In 1879, Tiffany acquired a 287-carat yellow diamond mined in South Africa two years earlier. He would entrust its cutting to a 23-year old gemologist who had just joined the company. The now famous Tiffany Yellow is an 82-facet cushion shape weighing 128.54 carats. In over 100 years, the stone is only known to have been worn by two women: Mrs. Sheldon Whitehouse at the 1957 Tiffany Ball and Aubrey Hepburn in 1961 in a publicity photo for the movie, Breakfast at Tiffany’s.

In 1886, frustrated by ring settings that covered all but the table of a diamond, Charles Tiffany himself designed a new clasp to allow more of each diamond’s brilliance to be seen. What soon became known as the Tiffany Setting, was a six-claw setting with minimal use of metal that would expose more of the diamond. It has been called the most “brilliant ring ever” and is now a universal term to describe any diamond mounted in a claw setting, Tiffany or not.

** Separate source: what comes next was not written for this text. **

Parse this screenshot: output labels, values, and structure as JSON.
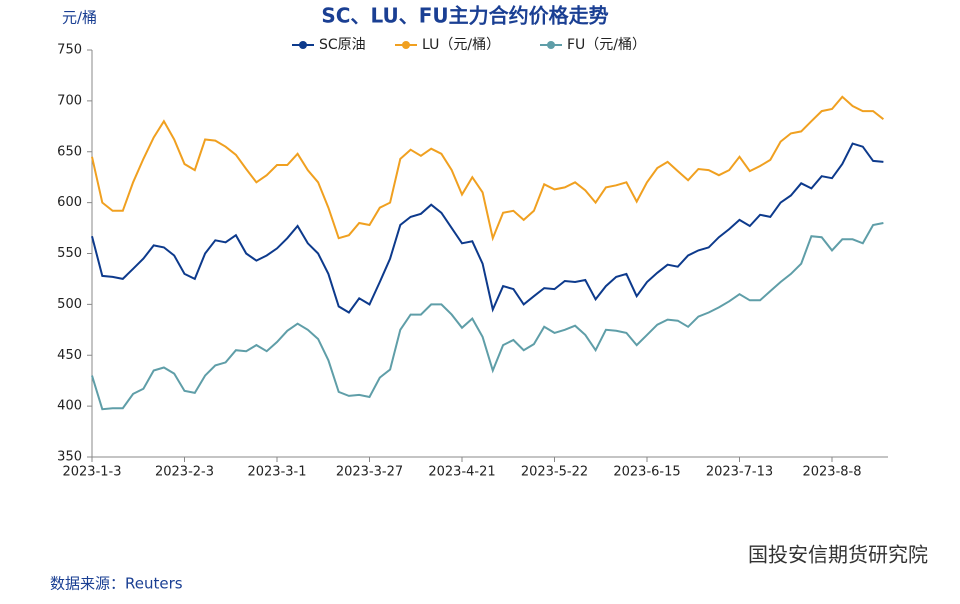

In 1887, Charles Tiffany successfully purchased about one third of the French crown jewels when they were sold off after the collapse of the Second French Empire. One of his buyers, Thomas Banks, was coincidentally in Paris at the time, and Tiffany became the single largest buyer during the sale, which further raised his prominence and influence among wealthy European society. He purchased several famous stones, including some depicted in artwork having been worn by Queen Elizabeth I and Napoleon.

By the time of his death in 1902 at the age of 90, Charles Tiffany had transformed a $1,000 investment into a $35 million dollar fortune. At the time, that represented 1/616th of the entire United States GNP.